You have to hand it to De Troch's Chapeau range of beers: they keep on surprising. I mean, they look like knock-off candy-lambics: doing a pineapple version suggests they aren't even trying to be taken seriously. And then this came my way: Chapeau Winter Gueuze. Sour lambic and Christmas spices are not a natural pairing, so what have they done here? With trepidation I popped the cap and pulled the cork.
It's 5.5% ABV and a murky red-brown sort of thing, light on fizz despite the thick champagne glass and double stopper. Mostly it smells like a kriek, with perhaps a little extra warmth: cherry strudel, maybe. The kriek theme continues on tasting, coming across like one of the sweet baby-steps starter krieks like Mort Subite or Bellevue. That strudel thing comes in again shortly afterwards and suggests raisins and stewed apples alongside the cherries. To finish there's a barely-there woody sourness of the sort you find in mild Flemish brown ale.
To be honest it's hitting neither my Christmas beer nor lambic receptors. It's really just a thick sugary concoction and the sort of thing I quite enjoy but wouldn't be running to recommend to anyone else.
So my scepticism levels were high when I turned to Cuvée Chapeau, their purported oude gueuze. It seems a very serious and difficult style for a brand which tolerates tropical fruit and cartoon Santas on its labels, but they have managed to pull this one off, I think.
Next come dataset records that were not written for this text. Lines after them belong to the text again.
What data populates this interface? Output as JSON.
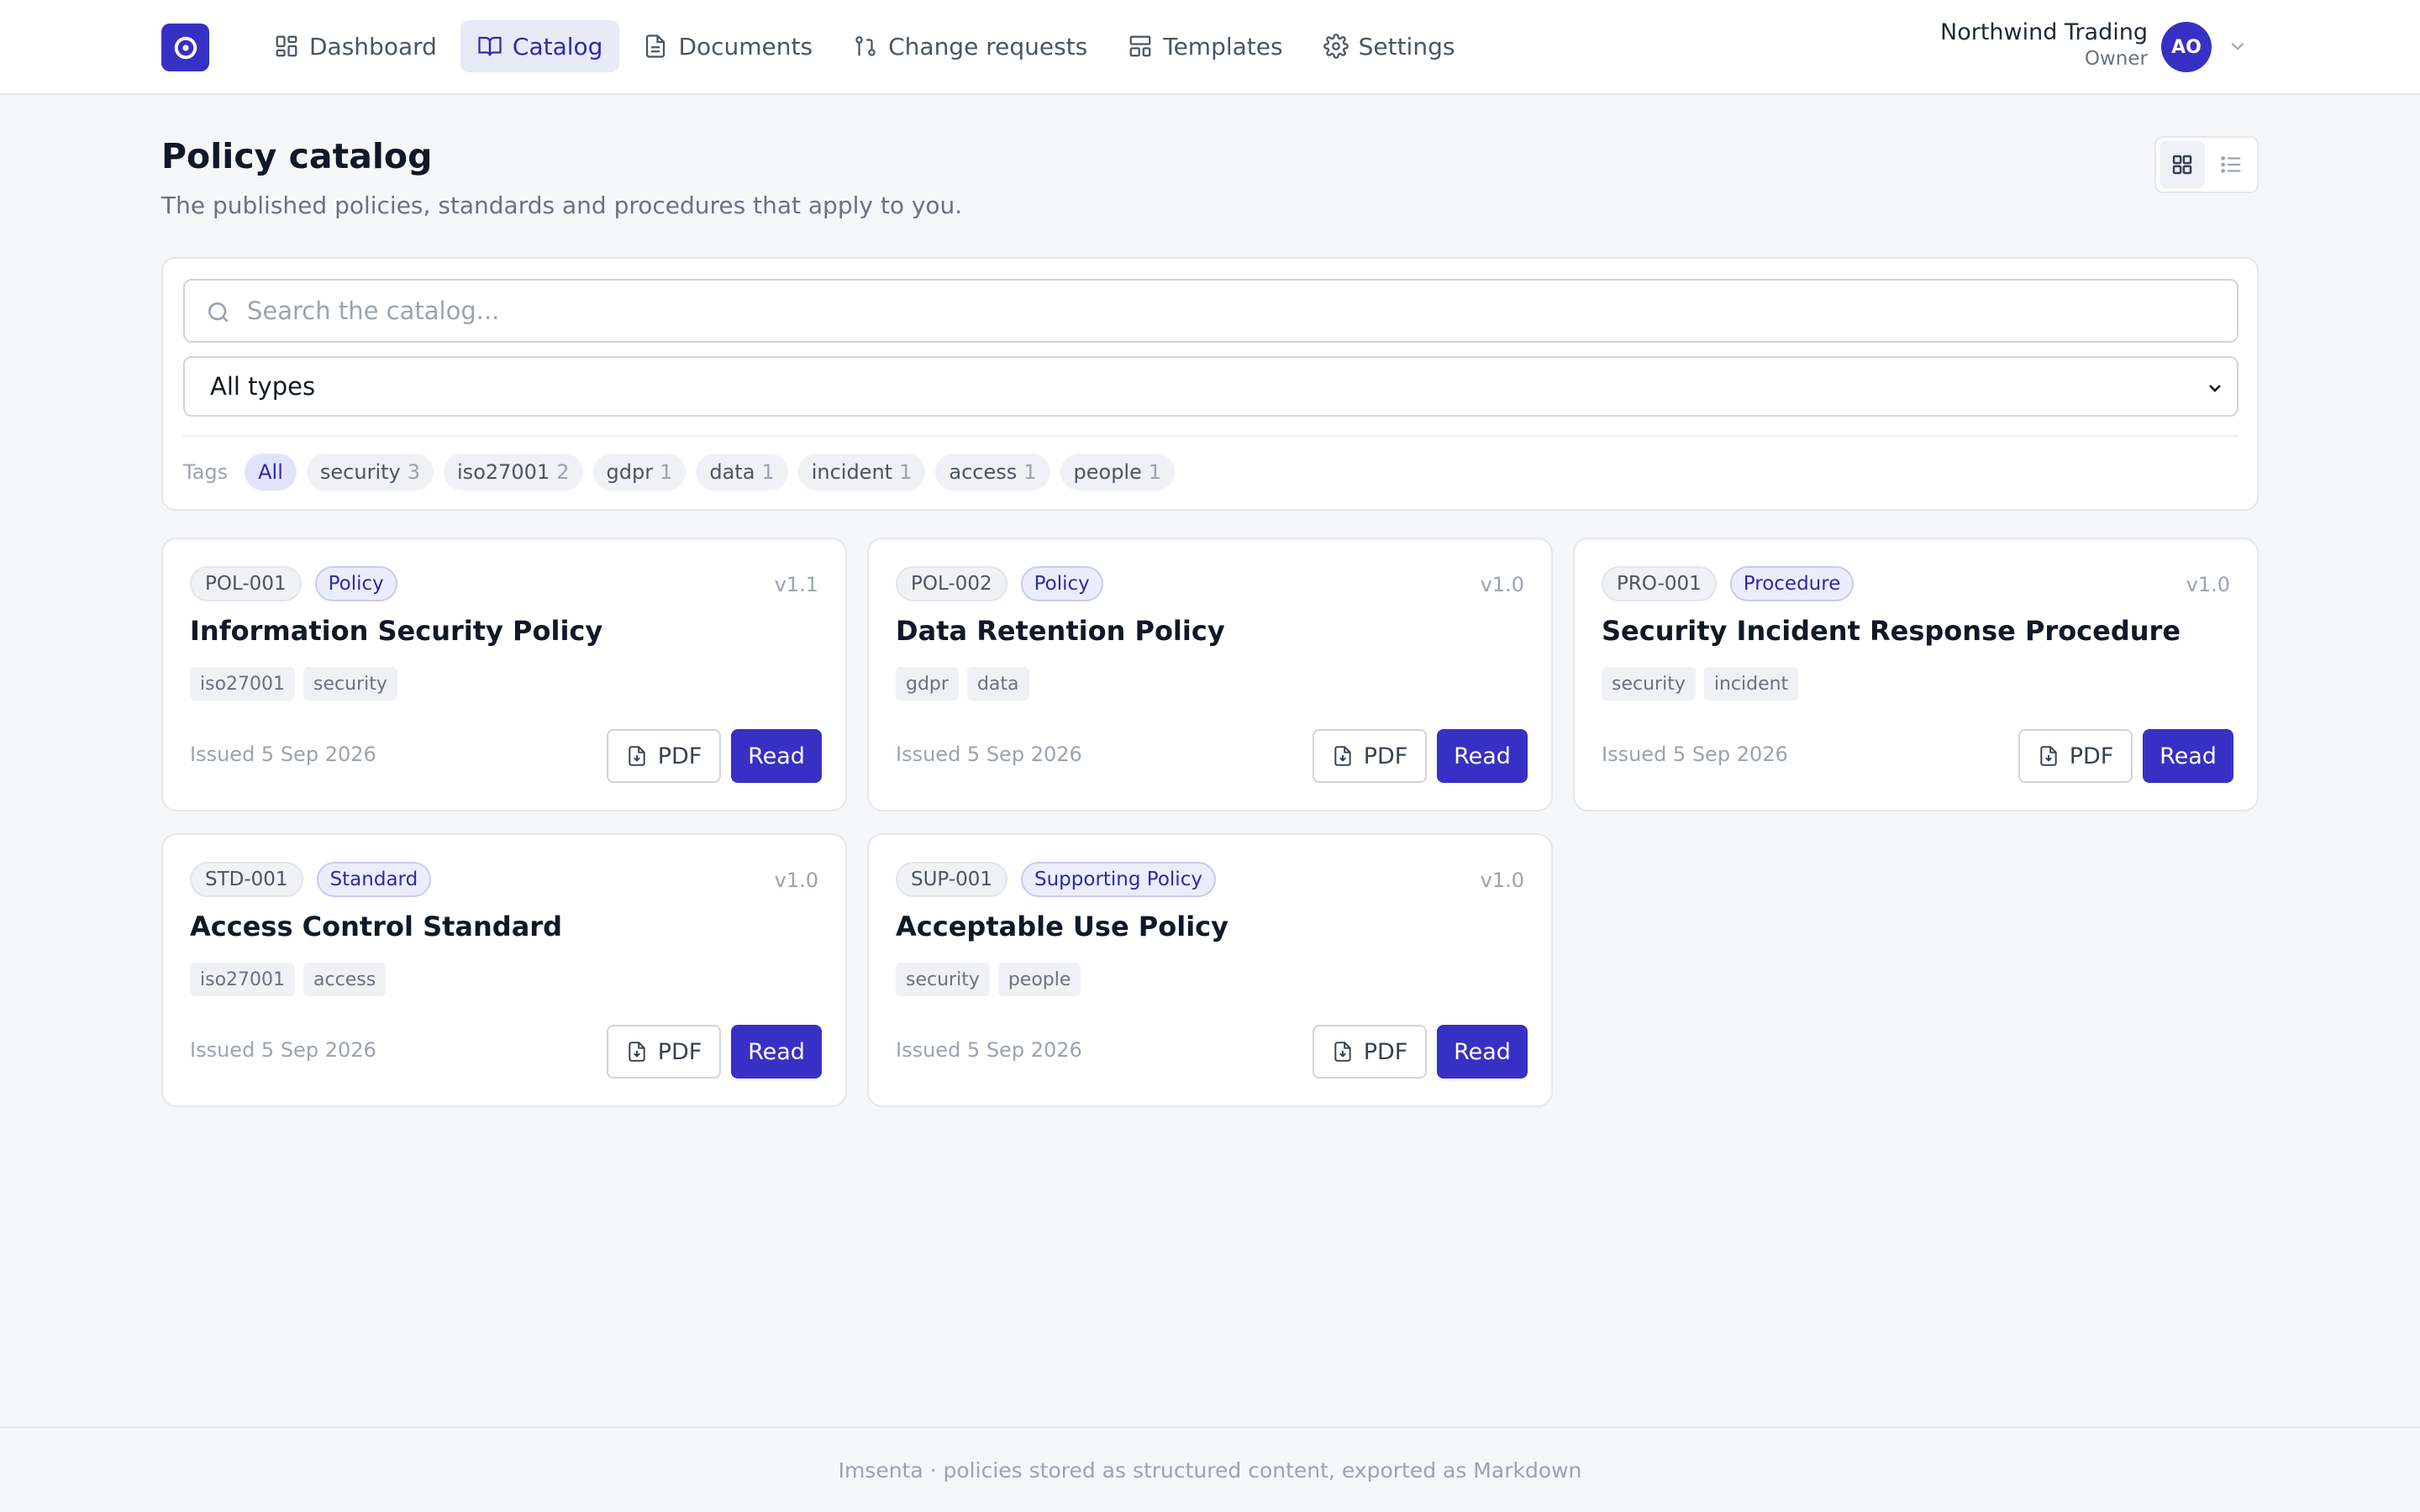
{
  "nav": {
    "items": [
      {
        "label": "Dashboard"
      },
      {
        "label": "Catalog"
      },
      {
        "label": "Documents"
      },
      {
        "label": "Change requests"
      },
      {
        "label": "Templates"
      },
      {
        "label": "Settings"
      }
    ],
    "active": "Catalog"
  },
  "account": {
    "org_name": "Northwind Trading",
    "role": "Owner",
    "initials": "AO"
  },
  "header": {
    "title": "Policy catalog",
    "subtitle": "The published policies, standards and procedures that apply to you.",
    "view_mode": "grid"
  },
  "filters": {
    "search_placeholder": "Search the catalog...",
    "search_value": "",
    "type_selected": "All types",
    "tags_label": "Tags",
    "tags": [
      {
        "label": "All",
        "count": ""
      },
      {
        "label": "security",
        "count": "3"
      },
      {
        "label": "iso27001",
        "count": "2"
      },
      {
        "label": "gdpr",
        "count": "1"
      },
      {
        "label": "data",
        "count": "1"
      },
      {
        "label": "incident",
        "count": "1"
      },
      {
        "label": "access",
        "count": "1"
      },
      {
        "label": "people",
        "count": "1"
      }
    ]
  },
  "cards": [
    {
      "code": "POL-001",
      "type": "Policy",
      "version": "v1.1",
      "title": "Information Security Policy",
      "tags": [
        "iso27001",
        "security"
      ],
      "issued": "Issued 5 Sep 2026",
      "pdf_label": "PDF",
      "read_label": "Read"
    },
    {
      "code": "POL-002",
      "type": "Policy",
      "version": "v1.0",
      "title": "Data Retention Policy",
      "tags": [
        "gdpr",
        "data"
      ],
      "issued": "Issued 5 Sep 2026",
      "pdf_label": "PDF",
      "read_label": "Read"
    },
    {
      "code": "PRO-001",
      "type": "Procedure",
      "version": "v1.0",
      "title": "Security Incident Response Procedure",
      "tags": [
        "security",
        "incident"
      ],
      "issued": "Issued 5 Sep 2026",
      "pdf_label": "PDF",
      "read_label": "Read"
    },
    {
      "code": "STD-001",
      "type": "Standard",
      "version": "v1.0",
      "title": "Access Control Standard",
      "tags": [
        "iso27001",
        "access"
      ],
      "issued": "Issued 5 Sep 2026",
      "pdf_label": "PDF",
      "read_label": "Read"
    },
    {
      "code": "SUP-001",
      "type": "Supporting Policy",
      "version": "v1.0",
      "title": "Acceptable Use Policy",
      "tags": [
        "security",
        "people"
      ],
      "issued": "Issued 5 Sep 2026",
      "pdf_label": "PDF",
      "read_label": "Read"
    }
  ],
  "footer": {
    "text": "Imsenta · policies stored as structured content, exported as Markdown"
  },
  "colors": {
    "brand": "#3730c4",
    "background": "#f6f7f9",
    "nav_active_bg": "#e8eaf8"
  }
}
The aroma from the dark gold beer isn't overpowering but it does more than hint at the sourness, complicating it with elements of flint and white grape as well. The first sip is properly puckering but the recoil doesn't last and an inviting warmth follows it, suggesting more than the 5.5% ABV. After that it finishes quite quickly with just a bit of not-unpleasant wine cork mustiness. So while it's neither as complex nor as quaffable as the top-tier oude gueuzes it certainly doesn't taste like fake lambic to me.